Hawkesbury (Ontario)
le vendredi 24 octobre 2008
Madame la présidente,
Monsieur l'honorable Don Boudria,
Monsieur le député Jean-Marc Lalonde,
Madame la mairesse
Chères amies de la Maison Interlude,
Je veux d'abord vous remercier sincèrement de m'avoir invitée à venir célébrer avec vous le 25e anniversaire de la Maison Interlude.
Je tiens particulièrement à saluer aussi ce soir la présence de mon ami Jean-Marc Lalonde, député de Glengarry-Prescott-Russell et de l'honorable Don Boudria, qui nous font l'honneur d'être présents ce soir à cette célébration.
Vous le savez, chères amies de la Maison Interlude, votre travail auprès des femmes, des enfants et des adolescents confrontés à la violence revêt une grande importance pour moi.
Votre 25e anniversaire nous rappelle que vous êtes une référence dans la région. Au cours de ces années, vous avez sauvé des vies et vous avez redonné la dignité à des centaines de femmes et l'espoir à des milliers d'enfants.
Grâce à vos actions, les gens de la région de Hawkesbury ont entendu votre cri du cœur. Beaucoup comprennent maintenant votre indignation face à la violence que l'on tient trop souvent comme un fait divers dans notre société.
Oui, la population partage maintenant avec vous le désir de sensibiliser et éduquer votre milieu de vie afin de mettre fin, une fois pour toutes, à la violence faite aux femmes.
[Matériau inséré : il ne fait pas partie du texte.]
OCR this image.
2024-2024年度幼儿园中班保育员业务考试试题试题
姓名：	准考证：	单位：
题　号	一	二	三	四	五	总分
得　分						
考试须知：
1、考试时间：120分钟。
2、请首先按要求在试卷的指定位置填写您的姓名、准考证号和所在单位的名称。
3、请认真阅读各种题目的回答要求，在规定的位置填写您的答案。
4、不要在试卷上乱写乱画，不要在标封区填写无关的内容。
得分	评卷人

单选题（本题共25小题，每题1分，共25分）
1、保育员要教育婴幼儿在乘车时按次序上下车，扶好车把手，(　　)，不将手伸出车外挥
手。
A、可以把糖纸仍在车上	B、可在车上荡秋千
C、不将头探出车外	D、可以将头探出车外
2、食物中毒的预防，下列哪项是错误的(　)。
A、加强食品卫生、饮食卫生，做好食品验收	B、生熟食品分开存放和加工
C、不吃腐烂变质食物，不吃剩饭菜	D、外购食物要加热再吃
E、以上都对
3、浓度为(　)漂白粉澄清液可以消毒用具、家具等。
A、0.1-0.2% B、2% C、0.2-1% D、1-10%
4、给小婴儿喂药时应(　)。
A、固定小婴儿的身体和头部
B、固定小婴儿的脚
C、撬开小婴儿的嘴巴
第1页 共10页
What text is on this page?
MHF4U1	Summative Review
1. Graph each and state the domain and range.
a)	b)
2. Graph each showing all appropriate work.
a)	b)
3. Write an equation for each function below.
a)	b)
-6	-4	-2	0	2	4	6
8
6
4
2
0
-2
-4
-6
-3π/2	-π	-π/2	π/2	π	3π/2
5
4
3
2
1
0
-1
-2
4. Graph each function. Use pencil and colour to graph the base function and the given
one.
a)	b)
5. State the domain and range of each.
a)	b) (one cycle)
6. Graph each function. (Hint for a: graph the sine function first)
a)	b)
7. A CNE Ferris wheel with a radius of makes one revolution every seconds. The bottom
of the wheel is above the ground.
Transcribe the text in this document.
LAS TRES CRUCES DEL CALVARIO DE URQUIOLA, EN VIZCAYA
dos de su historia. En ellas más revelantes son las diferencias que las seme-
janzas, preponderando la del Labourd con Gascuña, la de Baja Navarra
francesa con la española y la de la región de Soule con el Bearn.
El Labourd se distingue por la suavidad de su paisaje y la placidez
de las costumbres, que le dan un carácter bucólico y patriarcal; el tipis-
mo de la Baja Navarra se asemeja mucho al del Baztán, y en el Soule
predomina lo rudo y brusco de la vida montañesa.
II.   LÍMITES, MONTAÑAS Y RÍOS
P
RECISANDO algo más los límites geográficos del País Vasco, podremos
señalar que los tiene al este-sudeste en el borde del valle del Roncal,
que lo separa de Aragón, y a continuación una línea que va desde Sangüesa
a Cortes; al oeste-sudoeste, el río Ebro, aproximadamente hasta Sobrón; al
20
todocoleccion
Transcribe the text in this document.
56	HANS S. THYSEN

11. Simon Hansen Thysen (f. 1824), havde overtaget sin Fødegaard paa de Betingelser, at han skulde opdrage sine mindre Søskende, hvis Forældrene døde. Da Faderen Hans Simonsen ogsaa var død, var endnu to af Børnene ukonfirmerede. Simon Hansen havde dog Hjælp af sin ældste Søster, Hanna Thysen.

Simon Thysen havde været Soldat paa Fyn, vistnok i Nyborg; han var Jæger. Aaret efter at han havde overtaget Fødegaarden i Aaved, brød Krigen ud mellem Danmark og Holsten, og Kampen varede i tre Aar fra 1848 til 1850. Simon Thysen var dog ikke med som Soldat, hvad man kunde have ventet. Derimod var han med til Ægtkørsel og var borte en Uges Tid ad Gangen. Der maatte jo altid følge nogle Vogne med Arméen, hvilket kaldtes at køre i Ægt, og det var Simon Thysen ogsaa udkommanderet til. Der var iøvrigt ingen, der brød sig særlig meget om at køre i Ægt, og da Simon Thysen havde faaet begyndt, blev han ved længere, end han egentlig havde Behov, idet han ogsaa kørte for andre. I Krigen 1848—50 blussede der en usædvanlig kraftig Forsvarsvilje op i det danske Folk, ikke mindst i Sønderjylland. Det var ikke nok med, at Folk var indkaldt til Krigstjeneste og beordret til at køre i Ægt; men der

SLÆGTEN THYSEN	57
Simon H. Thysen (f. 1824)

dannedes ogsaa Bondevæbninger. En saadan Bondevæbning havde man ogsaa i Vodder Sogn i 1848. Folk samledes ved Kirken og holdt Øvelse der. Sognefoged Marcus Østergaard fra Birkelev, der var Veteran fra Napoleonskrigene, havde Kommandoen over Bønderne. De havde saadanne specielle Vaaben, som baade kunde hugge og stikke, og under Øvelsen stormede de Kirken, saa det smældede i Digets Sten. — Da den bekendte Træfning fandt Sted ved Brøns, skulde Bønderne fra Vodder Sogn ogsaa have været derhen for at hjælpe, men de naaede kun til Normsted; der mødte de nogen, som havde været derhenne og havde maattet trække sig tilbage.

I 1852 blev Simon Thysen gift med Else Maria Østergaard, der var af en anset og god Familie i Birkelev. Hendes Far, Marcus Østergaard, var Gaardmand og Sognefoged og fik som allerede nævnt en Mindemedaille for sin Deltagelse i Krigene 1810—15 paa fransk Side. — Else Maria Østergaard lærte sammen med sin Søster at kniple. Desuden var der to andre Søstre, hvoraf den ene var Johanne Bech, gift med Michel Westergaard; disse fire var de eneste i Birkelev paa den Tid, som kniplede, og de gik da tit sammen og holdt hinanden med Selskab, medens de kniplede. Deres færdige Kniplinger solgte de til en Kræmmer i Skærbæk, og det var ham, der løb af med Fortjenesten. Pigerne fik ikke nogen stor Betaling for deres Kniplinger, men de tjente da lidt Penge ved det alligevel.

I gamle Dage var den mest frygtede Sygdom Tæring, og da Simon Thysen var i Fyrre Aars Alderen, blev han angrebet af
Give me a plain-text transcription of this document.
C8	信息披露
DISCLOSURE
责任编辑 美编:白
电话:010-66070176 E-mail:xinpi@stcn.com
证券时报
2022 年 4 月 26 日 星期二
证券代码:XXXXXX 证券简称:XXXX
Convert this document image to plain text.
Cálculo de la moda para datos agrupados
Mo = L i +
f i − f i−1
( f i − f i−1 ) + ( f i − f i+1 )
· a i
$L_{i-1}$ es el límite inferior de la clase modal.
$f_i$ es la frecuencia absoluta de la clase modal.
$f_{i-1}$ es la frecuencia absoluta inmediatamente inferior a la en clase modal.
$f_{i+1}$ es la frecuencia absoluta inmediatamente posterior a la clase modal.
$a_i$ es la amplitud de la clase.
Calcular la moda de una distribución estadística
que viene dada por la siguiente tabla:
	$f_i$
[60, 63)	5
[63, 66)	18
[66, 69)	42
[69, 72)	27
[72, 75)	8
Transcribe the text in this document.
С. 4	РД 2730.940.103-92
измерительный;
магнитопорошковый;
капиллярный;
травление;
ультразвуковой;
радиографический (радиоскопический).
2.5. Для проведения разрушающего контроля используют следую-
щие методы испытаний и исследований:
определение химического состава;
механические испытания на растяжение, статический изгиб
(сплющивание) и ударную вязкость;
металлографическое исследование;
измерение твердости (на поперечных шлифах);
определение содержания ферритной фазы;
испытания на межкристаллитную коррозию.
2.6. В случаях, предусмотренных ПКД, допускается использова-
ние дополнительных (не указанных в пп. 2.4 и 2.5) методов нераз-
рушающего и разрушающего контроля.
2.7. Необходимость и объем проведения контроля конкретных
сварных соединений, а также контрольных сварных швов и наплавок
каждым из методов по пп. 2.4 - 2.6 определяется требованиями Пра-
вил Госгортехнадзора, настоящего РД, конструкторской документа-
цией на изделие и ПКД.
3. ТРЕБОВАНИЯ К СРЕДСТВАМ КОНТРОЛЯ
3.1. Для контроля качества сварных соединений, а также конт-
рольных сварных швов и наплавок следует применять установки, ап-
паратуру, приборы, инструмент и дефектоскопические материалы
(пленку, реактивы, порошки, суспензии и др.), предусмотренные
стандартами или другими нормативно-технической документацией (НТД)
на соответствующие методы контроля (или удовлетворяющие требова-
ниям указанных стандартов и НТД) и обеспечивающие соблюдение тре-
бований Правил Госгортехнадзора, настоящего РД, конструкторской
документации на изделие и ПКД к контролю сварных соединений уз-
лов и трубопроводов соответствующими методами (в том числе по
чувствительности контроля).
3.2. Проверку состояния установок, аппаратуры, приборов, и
Je le dis souvent. Quand on fait violence à une femme, on fait violence à la famille et on fait violence à toute la société.
L'enfant dont la mère souffre de violence est un enfant violenté.
Comme le dit la maxime : « la violence et l'indifférence sont une lourde sentence qu'il faut sortir du silence ».
Dans cette perspective, la ville ou le village qui tolère la violence par le silence est une collectivité appauvrie qui ne peut pas espérer la prospérité pour ses citoyens ou l'harmonie entre tous.
La violence n'est pas une réalité confinée au milieu familial, c'est une maladie sociale qu'il faut guérir par des mesures sociales et communautaires.
La violence s'exprime de manière diverse et sournoise.
Elle est tantôt physique, tantôt psychologique et tantôt sexuelle.
Elle peut être sournoise parce que la victime ne se sait pas toujours victime de violence.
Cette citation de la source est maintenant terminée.